Het onderwerp dezer opera is ontleend aan de Skandinavische mythologie. Hilda, de zuster van Gunther, koning der Bourgondiërs, ten huwelijk gevraagd door Attila, koning der Hunnen, weigert hem te trouwen, daar zij heimelijk een held bemint, die haar uit een dreigend gevaar bevrijd heeft. Deze held is Sigurd. Haar voedster, Uta, die eenigszins met de tooverkunst bekend is, belooft haar, dat zij haar bevrijder een minnedrank zal toedienen, indien hij den burcht van Gunther mocht betreden. Hij komt er werlijk, om den koning de bemachtiging van de Walküre te betwisten, die door den god Odin op IJsland in een door vlammen omringd paleis alleen aan haar lot is overgelaten. Gunther, die in Sigurd den redder van zijn zuster herkent, zweert hem eeuwige vriendschap en belooft hem tot belooning alles toe te staan, wat hij zal verlangen, indien hij hem helpt in het bemachtigen van de Walküre. Nadat de afgezanten van Attila hun afscheid van Gunther hebben bekomen, geven zij vóór hun vertrek aan Hilda een bracelet ten geschenke, welke zij slechts aan hun meester behoeft te zenden om terstond hulp van hem te erlangen, wanneer eenig gevaar haar bedreigt. Voor het oogenblik denkt zij slechts aan het geluk, met Sigurd verbonden te zijn, wiens liefde zij door middel van den minnedrank veroverd heeft.

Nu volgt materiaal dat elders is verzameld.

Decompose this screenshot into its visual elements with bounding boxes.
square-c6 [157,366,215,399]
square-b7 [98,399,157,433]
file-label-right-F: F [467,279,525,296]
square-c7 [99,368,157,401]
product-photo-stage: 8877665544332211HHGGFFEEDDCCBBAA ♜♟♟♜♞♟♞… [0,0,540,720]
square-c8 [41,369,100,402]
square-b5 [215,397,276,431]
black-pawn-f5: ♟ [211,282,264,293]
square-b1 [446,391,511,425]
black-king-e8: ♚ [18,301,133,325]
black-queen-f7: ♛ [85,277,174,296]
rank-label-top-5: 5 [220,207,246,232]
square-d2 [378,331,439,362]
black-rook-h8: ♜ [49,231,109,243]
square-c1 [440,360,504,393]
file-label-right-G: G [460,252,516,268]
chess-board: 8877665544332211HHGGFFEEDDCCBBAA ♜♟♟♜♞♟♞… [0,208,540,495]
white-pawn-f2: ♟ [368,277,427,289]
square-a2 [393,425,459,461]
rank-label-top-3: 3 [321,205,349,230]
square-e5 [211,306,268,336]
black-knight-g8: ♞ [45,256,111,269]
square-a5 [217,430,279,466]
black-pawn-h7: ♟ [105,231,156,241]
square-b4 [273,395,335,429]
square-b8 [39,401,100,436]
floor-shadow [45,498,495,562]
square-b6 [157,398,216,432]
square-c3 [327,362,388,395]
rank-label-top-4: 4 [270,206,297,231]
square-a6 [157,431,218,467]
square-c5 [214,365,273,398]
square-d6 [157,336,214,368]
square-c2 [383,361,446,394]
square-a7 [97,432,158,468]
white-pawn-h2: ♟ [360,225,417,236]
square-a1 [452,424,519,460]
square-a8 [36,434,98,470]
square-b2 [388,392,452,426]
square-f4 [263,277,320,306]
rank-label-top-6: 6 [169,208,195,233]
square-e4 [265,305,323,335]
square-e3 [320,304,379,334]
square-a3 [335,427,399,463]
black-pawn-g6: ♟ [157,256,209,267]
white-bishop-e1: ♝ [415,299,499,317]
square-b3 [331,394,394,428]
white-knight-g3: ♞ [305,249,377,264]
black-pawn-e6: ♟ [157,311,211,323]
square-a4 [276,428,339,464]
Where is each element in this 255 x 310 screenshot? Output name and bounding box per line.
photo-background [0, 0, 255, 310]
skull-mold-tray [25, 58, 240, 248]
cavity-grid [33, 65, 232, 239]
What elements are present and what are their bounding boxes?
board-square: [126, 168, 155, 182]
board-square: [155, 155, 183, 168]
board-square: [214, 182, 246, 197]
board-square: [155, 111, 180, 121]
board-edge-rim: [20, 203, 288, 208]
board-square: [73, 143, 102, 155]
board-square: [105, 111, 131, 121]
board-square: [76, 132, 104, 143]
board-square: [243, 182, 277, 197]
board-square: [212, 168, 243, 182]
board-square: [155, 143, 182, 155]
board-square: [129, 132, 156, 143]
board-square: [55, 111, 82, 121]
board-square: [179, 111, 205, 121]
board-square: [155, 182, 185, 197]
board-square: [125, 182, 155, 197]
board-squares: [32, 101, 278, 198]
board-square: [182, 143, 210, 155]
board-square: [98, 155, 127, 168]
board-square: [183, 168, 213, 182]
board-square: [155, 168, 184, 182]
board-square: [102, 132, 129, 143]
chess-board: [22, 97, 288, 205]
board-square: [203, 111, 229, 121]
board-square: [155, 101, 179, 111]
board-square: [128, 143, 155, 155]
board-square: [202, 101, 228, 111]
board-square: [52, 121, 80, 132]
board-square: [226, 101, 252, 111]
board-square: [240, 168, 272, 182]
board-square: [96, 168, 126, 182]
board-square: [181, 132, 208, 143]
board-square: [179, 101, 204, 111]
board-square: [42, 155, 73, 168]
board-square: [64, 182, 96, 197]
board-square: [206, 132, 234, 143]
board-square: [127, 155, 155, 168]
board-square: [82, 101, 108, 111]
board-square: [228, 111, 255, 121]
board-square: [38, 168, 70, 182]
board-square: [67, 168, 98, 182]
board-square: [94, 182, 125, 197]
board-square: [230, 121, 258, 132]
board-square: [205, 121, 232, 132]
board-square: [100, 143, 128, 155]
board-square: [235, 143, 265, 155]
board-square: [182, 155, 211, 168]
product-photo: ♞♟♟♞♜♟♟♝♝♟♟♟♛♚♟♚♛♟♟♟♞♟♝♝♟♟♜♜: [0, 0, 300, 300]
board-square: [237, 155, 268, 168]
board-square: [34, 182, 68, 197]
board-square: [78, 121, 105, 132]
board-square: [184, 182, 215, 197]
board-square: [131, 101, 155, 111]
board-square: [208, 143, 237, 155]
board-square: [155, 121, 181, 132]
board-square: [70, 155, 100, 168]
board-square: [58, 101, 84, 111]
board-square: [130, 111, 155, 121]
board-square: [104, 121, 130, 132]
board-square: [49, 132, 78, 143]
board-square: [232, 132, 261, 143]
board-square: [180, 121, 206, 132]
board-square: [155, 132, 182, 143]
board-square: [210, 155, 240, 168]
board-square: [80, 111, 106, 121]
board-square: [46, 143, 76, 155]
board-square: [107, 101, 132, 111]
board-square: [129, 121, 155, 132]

Bij hunne komst op de kust van IJsland worden de drie helden Sigurd, Gunther en Hagen door de priesters van Odin gewaarschuwd, die een verschrikkelijk tafereel ophangen van de gevaren, welke hun boven het hoofd zweven, wanneer zij het wagen de hinderpalen te overwinnen, die ter verdediging van het vlammenpaleis van Brunehild zijn geschapen. Bovendien eischt de voorspelling, dat de held, die de slapende maagd zal bevrijden, rein naar lichaam en geest zij. (Men begrijpt niet, waarom de librettist hier de legende gewijzigd heeft, volgens welke de bevrijder van Brunehild iemand moet zijn, die nooit vrees heeft gekend.) Sigurd, die zichzelven beschouwt als door het orakel aangewezen om de daad te volbrengen, dringt onbeschroomd voorwaarts, om den gewijden hoorn te ontvangen, waarop hij driemaal blaast, op welk sein de bende der Nixen en dwergen te voorschijn komt. Hij zegeviert over de hinderlagen en valstrikken, die zij hem stel- | |
| |
len, alsook over den tegenstand der Walkuren, en door de Nornen geleid, komt hij in het paleis, waar Brunehild slaapt. Hij wekt haar; en volgens het bevel der goden begroet zij hem als echtgenoot - doch slaapt terstond weder in. Maar Sigurd, wiens gelaat door het vizier van den helm bedekt is, ontdekt zich niet aan haar, want hij heeft beloofd, haar rein aan Gunther over te geven, die hem, als prijs zijner overwinning, de hand van Hilda zal schenken.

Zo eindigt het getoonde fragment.